I'm leaning towards this now too, but not sure about justifying it scientifically. I think this may be true in general for human control id. We just have a noisy system that keeps us in a state of perturbation. These perturbations may be small, but if we can measure them, then we can id from it.

But of course there is concern that without sufficient perturbations we are only seeing the inverse of the plant

It is very clear to me how you may identify the inverse of the plant when using frequency domain analyses. But in time domain id, if your controller structure isn't complex enough to mathematically represent the inverse of the plant, how can you identify the inverse of the plant? For example, our controller doesn't have terms proportional to the angular acceleration. In this case, does getting the "inverse of the plant" simply mean that we will get erroneous gain values. I feel like that is what you all concluded in Samin's thesis.

We could decide to not even present the unperturbed results, but I feel that's not ethical.

I feel like I have to show this. I'd feel unethical if I didn't.

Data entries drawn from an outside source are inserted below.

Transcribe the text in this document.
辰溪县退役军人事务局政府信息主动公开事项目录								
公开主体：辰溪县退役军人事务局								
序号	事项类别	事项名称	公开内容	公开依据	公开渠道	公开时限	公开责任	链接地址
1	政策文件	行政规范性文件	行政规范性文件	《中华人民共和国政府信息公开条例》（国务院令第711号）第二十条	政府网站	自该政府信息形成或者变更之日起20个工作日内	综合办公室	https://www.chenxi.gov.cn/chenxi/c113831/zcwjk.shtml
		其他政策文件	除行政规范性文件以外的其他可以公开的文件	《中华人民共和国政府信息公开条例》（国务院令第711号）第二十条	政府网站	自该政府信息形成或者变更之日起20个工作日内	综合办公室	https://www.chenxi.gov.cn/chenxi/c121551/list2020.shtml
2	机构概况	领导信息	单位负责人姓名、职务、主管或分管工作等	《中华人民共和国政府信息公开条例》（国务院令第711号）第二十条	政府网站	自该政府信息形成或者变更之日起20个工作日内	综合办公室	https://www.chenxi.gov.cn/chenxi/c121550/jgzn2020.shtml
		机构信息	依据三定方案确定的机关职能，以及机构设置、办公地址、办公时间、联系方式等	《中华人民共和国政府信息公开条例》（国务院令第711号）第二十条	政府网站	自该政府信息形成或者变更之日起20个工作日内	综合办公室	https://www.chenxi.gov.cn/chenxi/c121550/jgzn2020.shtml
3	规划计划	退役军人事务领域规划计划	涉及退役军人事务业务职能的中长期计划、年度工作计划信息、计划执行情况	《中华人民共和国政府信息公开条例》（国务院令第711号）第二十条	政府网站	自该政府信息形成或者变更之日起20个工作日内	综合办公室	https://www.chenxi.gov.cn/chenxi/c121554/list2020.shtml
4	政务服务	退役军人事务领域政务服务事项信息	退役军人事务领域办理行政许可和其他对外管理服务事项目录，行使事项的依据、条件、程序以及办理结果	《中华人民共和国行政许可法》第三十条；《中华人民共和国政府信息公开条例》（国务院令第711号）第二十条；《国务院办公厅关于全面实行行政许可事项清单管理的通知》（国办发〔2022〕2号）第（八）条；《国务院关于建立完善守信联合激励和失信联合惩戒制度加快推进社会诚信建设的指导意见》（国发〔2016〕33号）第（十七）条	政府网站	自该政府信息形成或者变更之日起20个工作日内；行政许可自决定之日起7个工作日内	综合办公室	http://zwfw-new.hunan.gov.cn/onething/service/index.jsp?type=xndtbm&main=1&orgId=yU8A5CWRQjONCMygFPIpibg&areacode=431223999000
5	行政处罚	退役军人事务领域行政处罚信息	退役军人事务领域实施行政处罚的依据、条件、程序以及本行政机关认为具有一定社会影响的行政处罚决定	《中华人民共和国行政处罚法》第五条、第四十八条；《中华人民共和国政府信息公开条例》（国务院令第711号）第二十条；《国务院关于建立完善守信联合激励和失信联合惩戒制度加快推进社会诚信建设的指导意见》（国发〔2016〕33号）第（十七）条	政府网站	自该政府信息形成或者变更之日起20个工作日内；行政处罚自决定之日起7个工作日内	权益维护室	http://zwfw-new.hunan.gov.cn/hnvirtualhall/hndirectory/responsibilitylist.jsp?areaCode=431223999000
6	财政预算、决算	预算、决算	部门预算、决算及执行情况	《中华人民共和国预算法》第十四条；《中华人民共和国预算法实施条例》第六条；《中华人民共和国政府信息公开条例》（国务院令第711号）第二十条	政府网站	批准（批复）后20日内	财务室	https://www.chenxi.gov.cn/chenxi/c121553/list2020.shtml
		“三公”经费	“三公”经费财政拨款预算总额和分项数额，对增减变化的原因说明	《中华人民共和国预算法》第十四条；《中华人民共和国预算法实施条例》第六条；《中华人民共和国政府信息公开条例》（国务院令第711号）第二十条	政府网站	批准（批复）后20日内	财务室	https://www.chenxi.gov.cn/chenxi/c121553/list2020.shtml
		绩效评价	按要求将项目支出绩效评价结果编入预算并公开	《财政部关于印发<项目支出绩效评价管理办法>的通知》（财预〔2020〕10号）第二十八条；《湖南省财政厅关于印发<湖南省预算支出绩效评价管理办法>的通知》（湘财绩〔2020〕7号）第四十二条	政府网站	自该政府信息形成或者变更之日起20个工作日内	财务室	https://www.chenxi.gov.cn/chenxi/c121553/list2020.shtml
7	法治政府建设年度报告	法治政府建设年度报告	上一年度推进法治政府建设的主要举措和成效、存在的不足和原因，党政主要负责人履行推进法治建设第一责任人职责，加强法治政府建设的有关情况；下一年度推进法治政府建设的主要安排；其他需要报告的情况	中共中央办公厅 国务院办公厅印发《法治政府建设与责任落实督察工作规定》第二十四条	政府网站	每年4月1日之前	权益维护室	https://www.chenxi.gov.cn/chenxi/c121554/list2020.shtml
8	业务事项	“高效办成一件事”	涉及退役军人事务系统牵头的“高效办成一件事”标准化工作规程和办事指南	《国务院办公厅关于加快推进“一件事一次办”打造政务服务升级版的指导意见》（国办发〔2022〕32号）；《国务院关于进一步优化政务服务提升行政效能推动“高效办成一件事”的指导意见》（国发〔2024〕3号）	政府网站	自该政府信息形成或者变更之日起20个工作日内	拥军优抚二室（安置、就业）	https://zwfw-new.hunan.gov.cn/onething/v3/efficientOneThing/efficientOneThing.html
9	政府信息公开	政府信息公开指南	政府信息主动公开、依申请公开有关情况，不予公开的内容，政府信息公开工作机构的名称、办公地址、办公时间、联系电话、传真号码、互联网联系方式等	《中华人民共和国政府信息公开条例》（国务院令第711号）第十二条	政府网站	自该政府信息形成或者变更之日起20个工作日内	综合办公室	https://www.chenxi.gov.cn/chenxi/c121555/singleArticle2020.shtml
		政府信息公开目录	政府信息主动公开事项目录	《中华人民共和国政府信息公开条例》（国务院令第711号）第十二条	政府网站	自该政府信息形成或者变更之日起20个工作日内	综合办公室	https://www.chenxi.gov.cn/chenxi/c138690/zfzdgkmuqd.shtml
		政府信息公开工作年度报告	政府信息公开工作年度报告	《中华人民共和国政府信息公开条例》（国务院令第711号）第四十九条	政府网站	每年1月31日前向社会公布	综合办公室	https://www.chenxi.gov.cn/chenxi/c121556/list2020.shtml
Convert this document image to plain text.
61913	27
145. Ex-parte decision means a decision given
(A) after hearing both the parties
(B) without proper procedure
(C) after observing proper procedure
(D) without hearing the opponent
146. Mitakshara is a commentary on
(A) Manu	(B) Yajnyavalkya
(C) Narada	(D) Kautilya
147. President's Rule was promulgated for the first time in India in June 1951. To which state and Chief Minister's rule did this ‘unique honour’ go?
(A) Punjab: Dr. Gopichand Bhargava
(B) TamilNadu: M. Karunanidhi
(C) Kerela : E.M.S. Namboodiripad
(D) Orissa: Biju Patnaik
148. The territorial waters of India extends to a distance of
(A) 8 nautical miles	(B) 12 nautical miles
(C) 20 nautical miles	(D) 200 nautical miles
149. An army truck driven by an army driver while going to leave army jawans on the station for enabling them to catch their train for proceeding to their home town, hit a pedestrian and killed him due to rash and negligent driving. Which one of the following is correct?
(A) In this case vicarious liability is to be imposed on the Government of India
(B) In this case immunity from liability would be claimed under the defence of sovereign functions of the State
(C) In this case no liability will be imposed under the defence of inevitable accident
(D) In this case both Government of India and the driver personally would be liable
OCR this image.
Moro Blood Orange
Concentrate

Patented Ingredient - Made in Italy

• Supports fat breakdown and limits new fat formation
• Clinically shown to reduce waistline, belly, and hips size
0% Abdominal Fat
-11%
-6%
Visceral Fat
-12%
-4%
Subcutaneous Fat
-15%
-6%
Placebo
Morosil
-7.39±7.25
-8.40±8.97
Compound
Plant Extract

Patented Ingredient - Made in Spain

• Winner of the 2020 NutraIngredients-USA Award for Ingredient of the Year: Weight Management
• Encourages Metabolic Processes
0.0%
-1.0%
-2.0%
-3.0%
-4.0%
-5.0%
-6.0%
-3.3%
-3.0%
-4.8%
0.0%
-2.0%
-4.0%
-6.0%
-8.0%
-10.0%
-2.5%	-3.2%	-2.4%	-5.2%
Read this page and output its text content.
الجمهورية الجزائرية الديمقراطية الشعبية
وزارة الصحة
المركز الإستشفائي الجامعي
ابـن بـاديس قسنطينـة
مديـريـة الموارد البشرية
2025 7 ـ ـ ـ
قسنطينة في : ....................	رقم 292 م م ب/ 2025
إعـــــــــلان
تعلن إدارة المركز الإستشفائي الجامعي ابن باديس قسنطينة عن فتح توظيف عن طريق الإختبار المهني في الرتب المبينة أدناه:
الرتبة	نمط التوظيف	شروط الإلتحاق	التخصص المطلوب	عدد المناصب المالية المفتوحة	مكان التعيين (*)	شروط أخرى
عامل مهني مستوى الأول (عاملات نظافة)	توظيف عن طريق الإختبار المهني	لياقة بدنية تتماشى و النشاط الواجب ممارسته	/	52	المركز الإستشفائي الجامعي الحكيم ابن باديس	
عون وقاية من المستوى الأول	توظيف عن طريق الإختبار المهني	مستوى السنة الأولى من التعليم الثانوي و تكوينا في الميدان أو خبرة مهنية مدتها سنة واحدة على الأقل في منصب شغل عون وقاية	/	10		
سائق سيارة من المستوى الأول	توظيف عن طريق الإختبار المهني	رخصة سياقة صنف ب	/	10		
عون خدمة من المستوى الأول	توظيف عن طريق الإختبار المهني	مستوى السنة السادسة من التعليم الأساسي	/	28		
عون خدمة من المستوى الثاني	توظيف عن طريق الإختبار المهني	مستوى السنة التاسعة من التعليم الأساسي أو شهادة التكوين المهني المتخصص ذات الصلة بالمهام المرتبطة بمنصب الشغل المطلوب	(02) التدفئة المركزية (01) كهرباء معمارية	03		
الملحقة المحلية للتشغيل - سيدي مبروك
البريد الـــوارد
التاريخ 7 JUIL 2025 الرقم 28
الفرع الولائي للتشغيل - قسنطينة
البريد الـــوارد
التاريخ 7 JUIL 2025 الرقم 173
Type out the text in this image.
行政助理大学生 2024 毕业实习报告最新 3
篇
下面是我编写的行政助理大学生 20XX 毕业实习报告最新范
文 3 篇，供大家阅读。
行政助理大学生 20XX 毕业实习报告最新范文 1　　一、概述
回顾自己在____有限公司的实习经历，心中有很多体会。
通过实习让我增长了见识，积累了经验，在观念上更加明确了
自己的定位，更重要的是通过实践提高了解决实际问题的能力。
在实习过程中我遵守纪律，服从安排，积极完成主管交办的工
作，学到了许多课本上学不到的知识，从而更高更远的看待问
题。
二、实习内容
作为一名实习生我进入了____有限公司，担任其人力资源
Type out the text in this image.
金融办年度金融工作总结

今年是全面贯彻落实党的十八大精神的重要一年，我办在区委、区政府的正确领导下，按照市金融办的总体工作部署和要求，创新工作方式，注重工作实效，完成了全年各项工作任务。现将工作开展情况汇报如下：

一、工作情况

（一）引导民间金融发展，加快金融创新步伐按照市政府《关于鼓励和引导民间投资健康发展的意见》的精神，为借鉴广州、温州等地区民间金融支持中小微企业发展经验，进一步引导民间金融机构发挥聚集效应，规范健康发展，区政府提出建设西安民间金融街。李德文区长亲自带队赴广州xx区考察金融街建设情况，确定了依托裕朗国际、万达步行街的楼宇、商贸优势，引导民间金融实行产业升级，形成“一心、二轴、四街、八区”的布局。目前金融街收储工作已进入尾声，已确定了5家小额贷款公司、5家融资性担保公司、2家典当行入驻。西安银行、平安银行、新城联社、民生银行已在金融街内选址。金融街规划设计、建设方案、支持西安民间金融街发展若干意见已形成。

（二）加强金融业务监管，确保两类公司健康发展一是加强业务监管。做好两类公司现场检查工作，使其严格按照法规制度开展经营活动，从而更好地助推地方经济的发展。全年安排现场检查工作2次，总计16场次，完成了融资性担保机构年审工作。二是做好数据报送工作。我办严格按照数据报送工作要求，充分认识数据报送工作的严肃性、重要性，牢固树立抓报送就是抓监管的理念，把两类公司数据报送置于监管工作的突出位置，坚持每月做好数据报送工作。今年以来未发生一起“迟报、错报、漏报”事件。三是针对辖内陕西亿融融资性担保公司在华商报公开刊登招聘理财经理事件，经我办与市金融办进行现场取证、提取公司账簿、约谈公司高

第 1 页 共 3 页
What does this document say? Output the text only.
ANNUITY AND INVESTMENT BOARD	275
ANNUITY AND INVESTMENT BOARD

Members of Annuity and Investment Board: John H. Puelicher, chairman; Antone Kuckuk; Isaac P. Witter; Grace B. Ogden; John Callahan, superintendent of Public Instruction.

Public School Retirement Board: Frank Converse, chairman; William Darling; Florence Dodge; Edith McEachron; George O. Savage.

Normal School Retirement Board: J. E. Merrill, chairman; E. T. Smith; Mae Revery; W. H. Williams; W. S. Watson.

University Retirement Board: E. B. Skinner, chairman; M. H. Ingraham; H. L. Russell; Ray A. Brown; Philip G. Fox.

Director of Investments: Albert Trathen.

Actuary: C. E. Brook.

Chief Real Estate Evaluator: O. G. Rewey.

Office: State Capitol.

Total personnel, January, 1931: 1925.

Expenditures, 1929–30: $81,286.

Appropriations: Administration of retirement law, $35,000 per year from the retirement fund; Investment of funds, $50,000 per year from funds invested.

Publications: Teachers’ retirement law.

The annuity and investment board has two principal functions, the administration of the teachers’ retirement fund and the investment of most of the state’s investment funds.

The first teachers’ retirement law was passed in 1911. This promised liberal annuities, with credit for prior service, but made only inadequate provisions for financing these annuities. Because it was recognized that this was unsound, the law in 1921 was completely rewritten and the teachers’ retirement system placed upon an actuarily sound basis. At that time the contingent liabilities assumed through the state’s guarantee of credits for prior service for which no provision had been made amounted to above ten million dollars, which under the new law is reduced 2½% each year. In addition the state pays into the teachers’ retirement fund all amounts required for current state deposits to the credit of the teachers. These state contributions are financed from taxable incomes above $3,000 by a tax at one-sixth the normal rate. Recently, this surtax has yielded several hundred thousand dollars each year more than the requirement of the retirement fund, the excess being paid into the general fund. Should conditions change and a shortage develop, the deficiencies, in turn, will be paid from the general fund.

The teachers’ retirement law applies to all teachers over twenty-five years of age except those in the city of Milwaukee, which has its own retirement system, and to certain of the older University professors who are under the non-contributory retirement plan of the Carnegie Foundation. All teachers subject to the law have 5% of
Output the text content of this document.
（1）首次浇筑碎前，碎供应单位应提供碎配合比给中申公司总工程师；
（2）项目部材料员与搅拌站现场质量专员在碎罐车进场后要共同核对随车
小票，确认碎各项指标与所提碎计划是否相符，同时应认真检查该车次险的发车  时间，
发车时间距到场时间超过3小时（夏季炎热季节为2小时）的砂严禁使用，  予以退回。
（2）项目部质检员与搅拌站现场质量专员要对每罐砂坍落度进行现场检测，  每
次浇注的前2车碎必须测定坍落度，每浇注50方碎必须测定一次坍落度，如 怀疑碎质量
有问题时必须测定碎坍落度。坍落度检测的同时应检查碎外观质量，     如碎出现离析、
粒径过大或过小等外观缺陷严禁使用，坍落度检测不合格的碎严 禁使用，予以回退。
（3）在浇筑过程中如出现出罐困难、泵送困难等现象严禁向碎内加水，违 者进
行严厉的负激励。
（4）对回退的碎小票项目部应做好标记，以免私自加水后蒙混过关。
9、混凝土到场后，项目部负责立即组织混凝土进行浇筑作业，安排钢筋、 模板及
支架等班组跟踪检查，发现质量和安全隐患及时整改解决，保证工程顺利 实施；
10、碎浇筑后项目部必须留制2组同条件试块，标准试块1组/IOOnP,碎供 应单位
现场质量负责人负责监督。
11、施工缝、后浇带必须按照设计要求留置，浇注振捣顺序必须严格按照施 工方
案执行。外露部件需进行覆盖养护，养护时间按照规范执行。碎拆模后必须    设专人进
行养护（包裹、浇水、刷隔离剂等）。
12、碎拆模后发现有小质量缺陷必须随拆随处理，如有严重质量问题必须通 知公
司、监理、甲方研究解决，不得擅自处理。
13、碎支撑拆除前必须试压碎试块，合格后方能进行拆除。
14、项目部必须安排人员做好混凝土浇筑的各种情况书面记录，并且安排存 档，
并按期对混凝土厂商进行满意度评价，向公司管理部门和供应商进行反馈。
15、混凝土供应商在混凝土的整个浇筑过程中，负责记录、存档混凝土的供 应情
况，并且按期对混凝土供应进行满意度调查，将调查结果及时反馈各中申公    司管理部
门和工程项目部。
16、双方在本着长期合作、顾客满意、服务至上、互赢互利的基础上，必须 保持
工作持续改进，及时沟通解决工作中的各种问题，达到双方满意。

Another thing we can conclude from this

Yes I agree.

The only other information that I have is Samin's result for standing. She shows how the gain bias is affected by the magnitude of perturbation. I have here numbers and compared them here:

http://nbviewer.ipython.org/github/csu-hmc/gait-control-direct-id-paper/blob/master/notebooks/artificial_variations.ipynb#Compare-the-standard-deviation-in-the-measurements

I compared the standard deviation in joint angles/torques to see if they were more than she needed for id purposes in standing to reduce the gain bias.